Employing a hammered piano line and a rousing trumpet sample from Paul Simon’s “My Tiny Town” to develop questionably weary uplift,  “Way Fewer Sad” seems to eke out one thing approximating contentment at a time of isolation not exclusively related to the pandemic. Turning his back again for a moment on his beloved New York, an AutoTuned Jack cries “I never want to hurt no additional / So I established my bar genuine low” ahead of “Sad’s” pre-refrain: “I’m A-okay, I’m A-ok / You say it but you just really do not signify it… Shut up and just get pleasure from this feeling.”

Substantially of the back-and-forth emotion of “OK Orchestra” and its playwriting stems from a relatives dynamic which is not always in sync, as just one could consider from two brothers who are living alongside one another with the other a single down the road. It is not accurately Arthur Miller’s “All My Sons,” but you can think about the tension.

Just take “My Perform,” the centerpiece of “OK Orchestra.” A warbling ballad with a silent drum-and-bass shuffle, it finds the Brothers Met chatting tenderly about the toys of childhood and the parents who tended to them (“I ponder if they discovered my spaceship”).
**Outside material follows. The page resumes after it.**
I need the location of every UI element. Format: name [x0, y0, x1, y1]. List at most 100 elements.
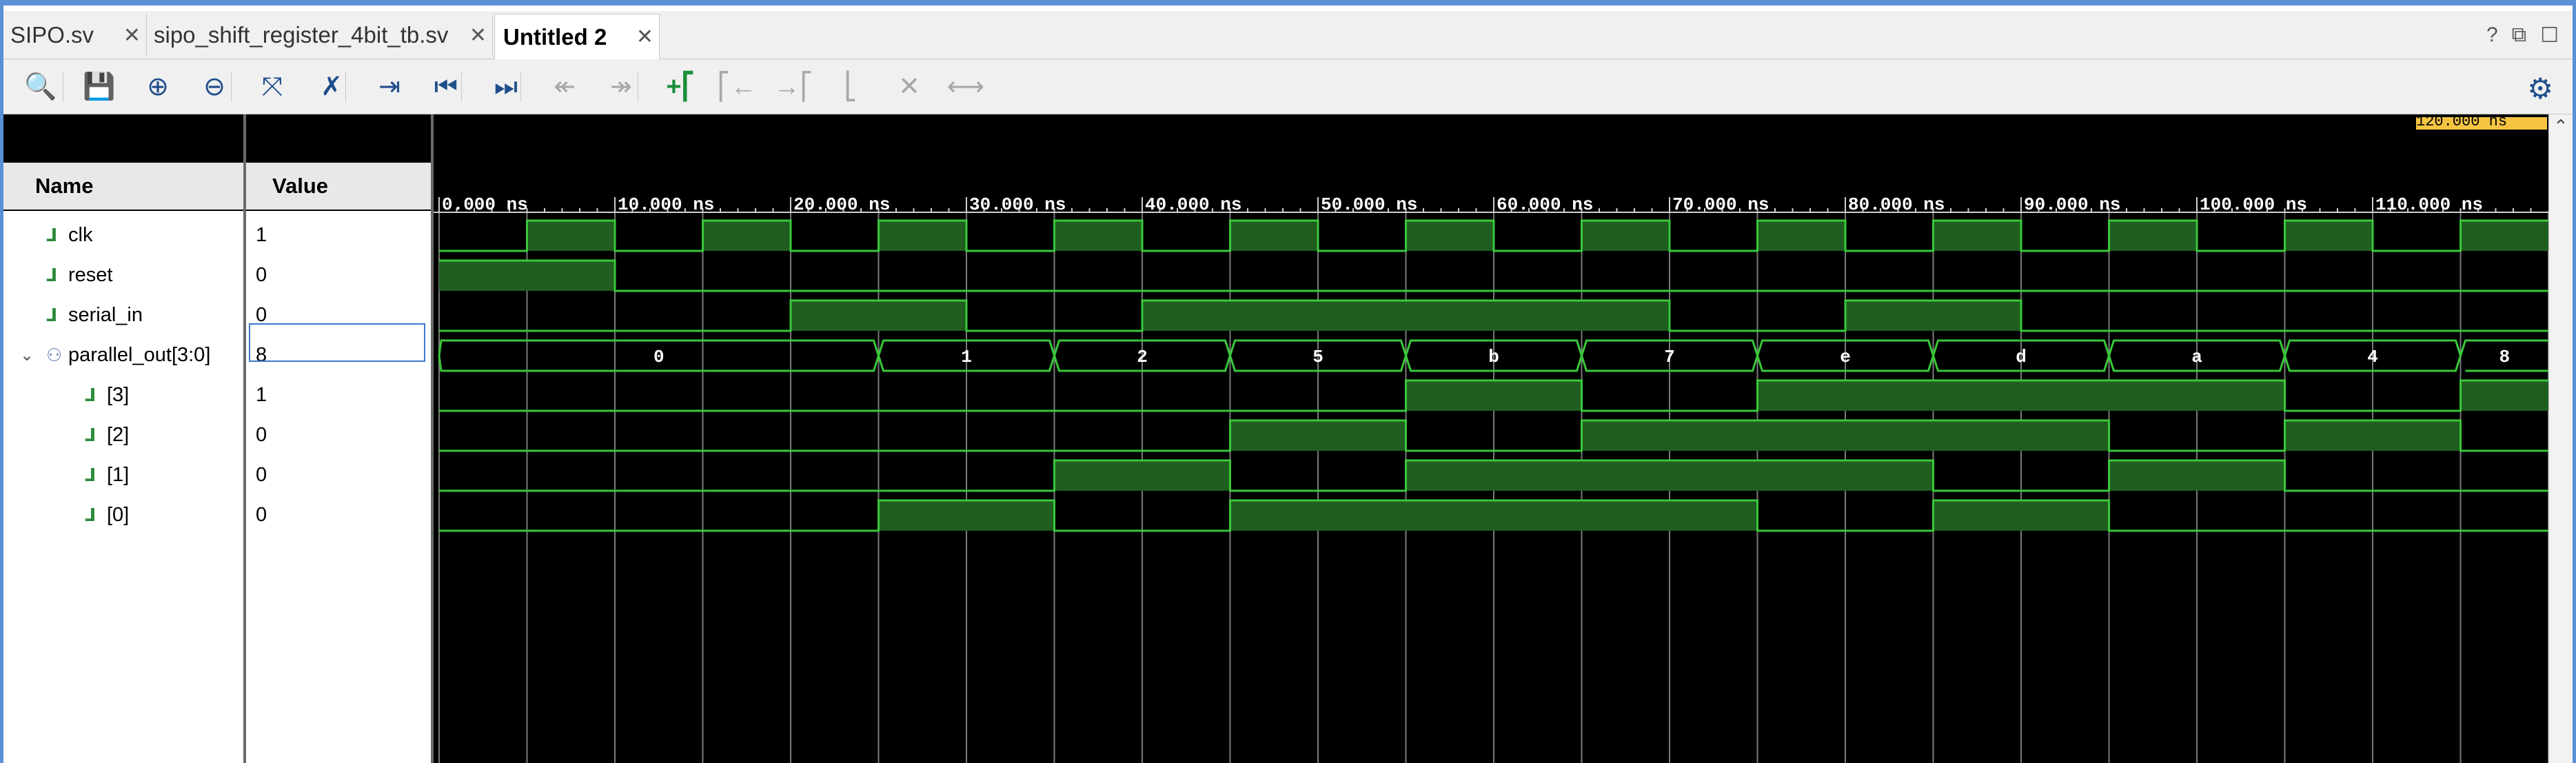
- signal-name: [3]: [107, 383, 130, 406]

As soon as the song “My Play” settles in, nonetheless, the album’s straightforward delights change vinegar-sour, and its subtly rushed hip-hoppy vocals turn into a roaring operatic bombast of disconnect and divorce proceedings: “I put on a enjoy in my basement / Mom and Dad’s smiling faces / But now I don’t know if they faked it / Guess almost everything is sophisticated.”

After the bruising fact of that grand separation assertion, simply executed songs these as the circular “Humpty Dumpty” and the jigging “World’s Smallest Violin” originally miss the mark. But pay attention to individuals identical tracks away from the spectacular sequence of “OK Orchestra,” and both of those (in particular the cartoon Fx of “Violin”) are gem-like wonders that sparkle brightly.

Closing with the fortunately melodic, faucet-dancing “Christmas in June,” the Brothers Met, who are “trying so hard to be content,” notify a biographical tale of escalating up absurdly, nonetheless focused to craft, with lyrics this sort of as: “One major demonstrate will make them know my identify / But if it winds up falling on our wedding day / Oh God, don’t make me pick.”

As they pair their appreciate lives to the trivialities of the songs biz with blown gigs and radio spots substituting for passionate interludes, you can’t enable but mourn for the own missed chances they explain, even though applauding loudly for aesthetic achievements as strong as “OK Orchestra.”